I now enjoy the challenges of photographing children.
Years ago a creative director I worked with kept urging me to promote my work with them. But I resisted because I didn’t want to be branded as a child photographer. I thought it would take away from my ‘serious’ corporate work. To be honest, what I was afraid of was their unpredictability. I couldn’t tell a child what to do and have them follow direction. They did what they wanted to do or they quit. Push a young child too hard and they cry. Although it was wonderful when everything fell into place, it was far too risky to build even part of my reputation on photographing children and then fail. Working with young children involves an entirely different set of skills. Or so I reasoned.
Then on one assignment it clicked with me. Photographing young children required many of the same qualities I used when photographing executives. That’s not intended to be demeaning to executives (or young children, for that matter). It’s just that there are a lot of similarities. For instance:
– Both have a very short attention span, maybe a 3-5 minute window of opportunity.
– Both respond poorly to ‘bribes’. Executives control their time and let you know it. Children focus too much on the reward and lose their spontaneity.
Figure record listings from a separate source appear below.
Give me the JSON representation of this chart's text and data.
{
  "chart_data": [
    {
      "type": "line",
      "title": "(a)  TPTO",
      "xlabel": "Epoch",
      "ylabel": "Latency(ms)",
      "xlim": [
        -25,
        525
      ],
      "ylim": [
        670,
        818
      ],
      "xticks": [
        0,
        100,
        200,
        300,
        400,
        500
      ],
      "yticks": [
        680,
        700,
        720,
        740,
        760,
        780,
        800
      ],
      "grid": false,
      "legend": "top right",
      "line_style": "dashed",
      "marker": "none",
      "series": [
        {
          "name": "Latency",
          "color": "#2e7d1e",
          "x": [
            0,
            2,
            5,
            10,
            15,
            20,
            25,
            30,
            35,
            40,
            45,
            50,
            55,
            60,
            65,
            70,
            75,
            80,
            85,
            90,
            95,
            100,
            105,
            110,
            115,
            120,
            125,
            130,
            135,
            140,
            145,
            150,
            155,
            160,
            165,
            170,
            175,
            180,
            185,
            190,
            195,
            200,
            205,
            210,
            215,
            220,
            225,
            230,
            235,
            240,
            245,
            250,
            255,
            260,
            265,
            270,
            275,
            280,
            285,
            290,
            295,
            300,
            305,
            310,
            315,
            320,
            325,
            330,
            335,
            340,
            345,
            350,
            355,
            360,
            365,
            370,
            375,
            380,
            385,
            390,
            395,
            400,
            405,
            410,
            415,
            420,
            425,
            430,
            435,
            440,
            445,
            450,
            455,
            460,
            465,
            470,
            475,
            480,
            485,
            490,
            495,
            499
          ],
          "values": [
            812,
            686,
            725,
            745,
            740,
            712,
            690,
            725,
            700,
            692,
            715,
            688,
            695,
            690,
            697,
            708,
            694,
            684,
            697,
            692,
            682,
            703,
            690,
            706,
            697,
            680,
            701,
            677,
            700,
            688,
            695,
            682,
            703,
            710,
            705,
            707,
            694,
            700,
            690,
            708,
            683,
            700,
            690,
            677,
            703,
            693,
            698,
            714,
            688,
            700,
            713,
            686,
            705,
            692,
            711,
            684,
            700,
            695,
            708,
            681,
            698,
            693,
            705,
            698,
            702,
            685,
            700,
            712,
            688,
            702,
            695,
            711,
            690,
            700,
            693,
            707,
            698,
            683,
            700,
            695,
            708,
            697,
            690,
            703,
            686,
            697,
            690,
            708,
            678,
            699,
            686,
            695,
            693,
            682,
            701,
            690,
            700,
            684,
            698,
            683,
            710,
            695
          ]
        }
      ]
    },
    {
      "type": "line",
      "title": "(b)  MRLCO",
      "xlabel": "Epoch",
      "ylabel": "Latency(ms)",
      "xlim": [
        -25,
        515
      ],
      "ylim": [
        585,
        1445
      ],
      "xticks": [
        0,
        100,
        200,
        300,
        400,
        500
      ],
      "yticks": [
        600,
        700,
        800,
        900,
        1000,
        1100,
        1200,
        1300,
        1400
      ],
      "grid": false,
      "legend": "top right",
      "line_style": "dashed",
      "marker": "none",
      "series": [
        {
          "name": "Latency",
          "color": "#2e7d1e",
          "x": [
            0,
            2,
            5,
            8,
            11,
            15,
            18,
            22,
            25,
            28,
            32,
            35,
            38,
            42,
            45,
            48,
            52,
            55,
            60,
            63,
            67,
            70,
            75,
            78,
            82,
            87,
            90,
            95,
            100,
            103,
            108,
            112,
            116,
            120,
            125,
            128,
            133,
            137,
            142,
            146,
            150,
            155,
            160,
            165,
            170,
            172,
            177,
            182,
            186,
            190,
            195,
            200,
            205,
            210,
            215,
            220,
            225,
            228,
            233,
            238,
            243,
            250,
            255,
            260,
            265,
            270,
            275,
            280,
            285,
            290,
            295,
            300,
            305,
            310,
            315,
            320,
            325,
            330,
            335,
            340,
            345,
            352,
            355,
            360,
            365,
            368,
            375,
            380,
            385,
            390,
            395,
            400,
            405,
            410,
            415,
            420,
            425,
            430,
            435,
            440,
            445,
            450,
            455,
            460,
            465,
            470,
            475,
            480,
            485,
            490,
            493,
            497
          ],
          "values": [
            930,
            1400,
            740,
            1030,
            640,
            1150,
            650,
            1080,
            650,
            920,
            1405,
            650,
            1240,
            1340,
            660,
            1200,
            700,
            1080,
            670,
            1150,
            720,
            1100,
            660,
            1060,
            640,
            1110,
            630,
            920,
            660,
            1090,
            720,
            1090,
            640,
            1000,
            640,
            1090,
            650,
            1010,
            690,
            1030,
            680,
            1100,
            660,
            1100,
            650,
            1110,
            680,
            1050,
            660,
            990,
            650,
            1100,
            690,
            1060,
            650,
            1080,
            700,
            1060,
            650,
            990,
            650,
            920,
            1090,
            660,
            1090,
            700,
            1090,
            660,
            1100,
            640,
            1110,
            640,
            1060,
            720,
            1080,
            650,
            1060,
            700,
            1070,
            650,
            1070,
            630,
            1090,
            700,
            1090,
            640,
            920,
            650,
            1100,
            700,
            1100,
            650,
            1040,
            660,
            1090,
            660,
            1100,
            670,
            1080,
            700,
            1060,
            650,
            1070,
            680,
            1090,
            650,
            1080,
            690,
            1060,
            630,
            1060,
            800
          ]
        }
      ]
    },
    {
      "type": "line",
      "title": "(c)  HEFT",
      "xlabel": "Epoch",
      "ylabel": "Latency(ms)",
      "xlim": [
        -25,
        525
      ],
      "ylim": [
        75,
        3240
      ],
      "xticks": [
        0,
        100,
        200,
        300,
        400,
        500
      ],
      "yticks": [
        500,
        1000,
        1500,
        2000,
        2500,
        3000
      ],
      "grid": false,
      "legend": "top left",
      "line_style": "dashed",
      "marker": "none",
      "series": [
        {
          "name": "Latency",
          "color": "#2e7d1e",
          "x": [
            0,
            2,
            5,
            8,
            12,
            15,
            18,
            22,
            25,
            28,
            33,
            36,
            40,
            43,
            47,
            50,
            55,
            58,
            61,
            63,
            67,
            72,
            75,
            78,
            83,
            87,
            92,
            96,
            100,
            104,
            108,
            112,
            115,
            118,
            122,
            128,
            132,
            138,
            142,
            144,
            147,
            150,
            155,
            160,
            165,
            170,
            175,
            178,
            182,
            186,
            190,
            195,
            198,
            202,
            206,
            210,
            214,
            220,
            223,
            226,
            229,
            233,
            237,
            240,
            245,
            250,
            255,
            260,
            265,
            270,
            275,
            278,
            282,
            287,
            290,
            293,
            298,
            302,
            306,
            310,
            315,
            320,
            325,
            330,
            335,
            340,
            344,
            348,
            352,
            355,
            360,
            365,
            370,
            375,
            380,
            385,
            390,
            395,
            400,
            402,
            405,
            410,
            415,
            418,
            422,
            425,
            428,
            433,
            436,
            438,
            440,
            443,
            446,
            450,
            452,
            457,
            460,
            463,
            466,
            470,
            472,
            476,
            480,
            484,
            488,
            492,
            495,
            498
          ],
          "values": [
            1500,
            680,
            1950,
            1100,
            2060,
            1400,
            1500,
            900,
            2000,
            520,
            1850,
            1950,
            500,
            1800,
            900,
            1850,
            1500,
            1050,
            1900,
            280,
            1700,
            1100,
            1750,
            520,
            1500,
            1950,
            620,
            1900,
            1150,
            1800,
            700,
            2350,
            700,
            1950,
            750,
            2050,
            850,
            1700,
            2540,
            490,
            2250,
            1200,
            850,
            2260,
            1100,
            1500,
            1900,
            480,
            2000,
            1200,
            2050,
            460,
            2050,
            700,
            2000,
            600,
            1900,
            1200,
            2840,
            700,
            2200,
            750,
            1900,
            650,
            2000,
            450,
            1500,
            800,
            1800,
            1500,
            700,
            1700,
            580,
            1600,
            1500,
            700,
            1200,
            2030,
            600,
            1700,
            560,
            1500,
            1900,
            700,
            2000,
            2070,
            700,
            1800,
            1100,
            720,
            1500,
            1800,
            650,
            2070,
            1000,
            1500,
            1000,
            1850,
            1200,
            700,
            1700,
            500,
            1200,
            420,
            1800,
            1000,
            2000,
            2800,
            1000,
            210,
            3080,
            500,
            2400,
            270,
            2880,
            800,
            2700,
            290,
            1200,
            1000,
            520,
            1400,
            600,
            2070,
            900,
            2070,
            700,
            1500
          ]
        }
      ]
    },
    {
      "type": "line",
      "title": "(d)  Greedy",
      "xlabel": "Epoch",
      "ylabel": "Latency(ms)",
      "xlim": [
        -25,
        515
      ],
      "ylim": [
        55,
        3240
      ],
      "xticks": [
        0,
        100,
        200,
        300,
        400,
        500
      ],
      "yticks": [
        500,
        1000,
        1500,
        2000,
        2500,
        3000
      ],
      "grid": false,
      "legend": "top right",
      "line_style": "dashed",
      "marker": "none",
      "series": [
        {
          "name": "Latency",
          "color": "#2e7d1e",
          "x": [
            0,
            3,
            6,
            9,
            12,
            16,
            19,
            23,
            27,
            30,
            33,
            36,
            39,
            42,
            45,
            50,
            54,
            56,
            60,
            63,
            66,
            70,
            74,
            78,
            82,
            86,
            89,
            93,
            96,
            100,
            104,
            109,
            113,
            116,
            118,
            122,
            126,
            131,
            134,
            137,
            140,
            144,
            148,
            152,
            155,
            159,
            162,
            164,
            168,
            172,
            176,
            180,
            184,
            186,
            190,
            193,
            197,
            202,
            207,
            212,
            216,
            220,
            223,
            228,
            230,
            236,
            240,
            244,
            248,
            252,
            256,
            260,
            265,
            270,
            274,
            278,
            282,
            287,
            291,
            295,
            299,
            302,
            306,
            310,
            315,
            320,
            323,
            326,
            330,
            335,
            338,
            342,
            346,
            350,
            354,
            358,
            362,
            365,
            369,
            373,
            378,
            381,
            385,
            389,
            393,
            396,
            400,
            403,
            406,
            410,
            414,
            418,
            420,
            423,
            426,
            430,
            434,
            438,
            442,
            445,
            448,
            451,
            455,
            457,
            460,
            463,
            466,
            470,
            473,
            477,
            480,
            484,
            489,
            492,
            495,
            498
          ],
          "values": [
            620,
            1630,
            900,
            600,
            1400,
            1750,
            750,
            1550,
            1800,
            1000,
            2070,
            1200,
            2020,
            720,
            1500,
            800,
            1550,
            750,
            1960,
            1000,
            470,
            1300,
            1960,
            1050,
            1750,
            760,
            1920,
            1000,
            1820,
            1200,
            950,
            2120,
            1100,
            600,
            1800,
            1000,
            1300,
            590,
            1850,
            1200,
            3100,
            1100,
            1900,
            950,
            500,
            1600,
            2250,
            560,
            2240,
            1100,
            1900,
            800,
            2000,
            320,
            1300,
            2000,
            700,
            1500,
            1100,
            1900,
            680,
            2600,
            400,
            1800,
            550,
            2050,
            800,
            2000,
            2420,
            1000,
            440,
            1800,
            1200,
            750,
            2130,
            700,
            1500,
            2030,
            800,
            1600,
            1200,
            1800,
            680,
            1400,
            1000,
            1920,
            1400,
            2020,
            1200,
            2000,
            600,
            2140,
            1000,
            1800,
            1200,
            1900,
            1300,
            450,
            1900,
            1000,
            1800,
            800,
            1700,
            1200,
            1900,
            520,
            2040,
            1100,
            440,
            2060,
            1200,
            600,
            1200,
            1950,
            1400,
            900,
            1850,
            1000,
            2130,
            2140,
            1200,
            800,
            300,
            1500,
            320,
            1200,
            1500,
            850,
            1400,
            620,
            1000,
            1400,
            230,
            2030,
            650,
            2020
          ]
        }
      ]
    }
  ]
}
– Both require a genuine emotional connection and interest in them. In truth every human wants that, but most folks will fake their way through to save face. Some CEOs will, but not any of the children I’ve met.
– Neither will remember you unless the experience was bad. Or extremely good.
– Both respond better to women touching them when under stress. I always like to have a female stylist to make adjustments to either men or women executives when possible. Young children also find women more nurturing and safe.
– Both, interestingly, respond well to a mix of serious interaction and off-the-wall silliness at the moment of shooting.
The one major difference is that executives are very concerned with how their image is perceived and young children don’t care as long as their comfort needs are met. Neither group fakes this. At all.
Once I reasoned through the qualities and mind-set I needed to bring to a session with children, my entire attitude changed. It’s still a challenge and there are no guarantees that a melt-down won’t occur, but my enjoyment of working with children has risen exponentially.
So, what have I missed? What would you do to make the experience better for the people you’re photographing?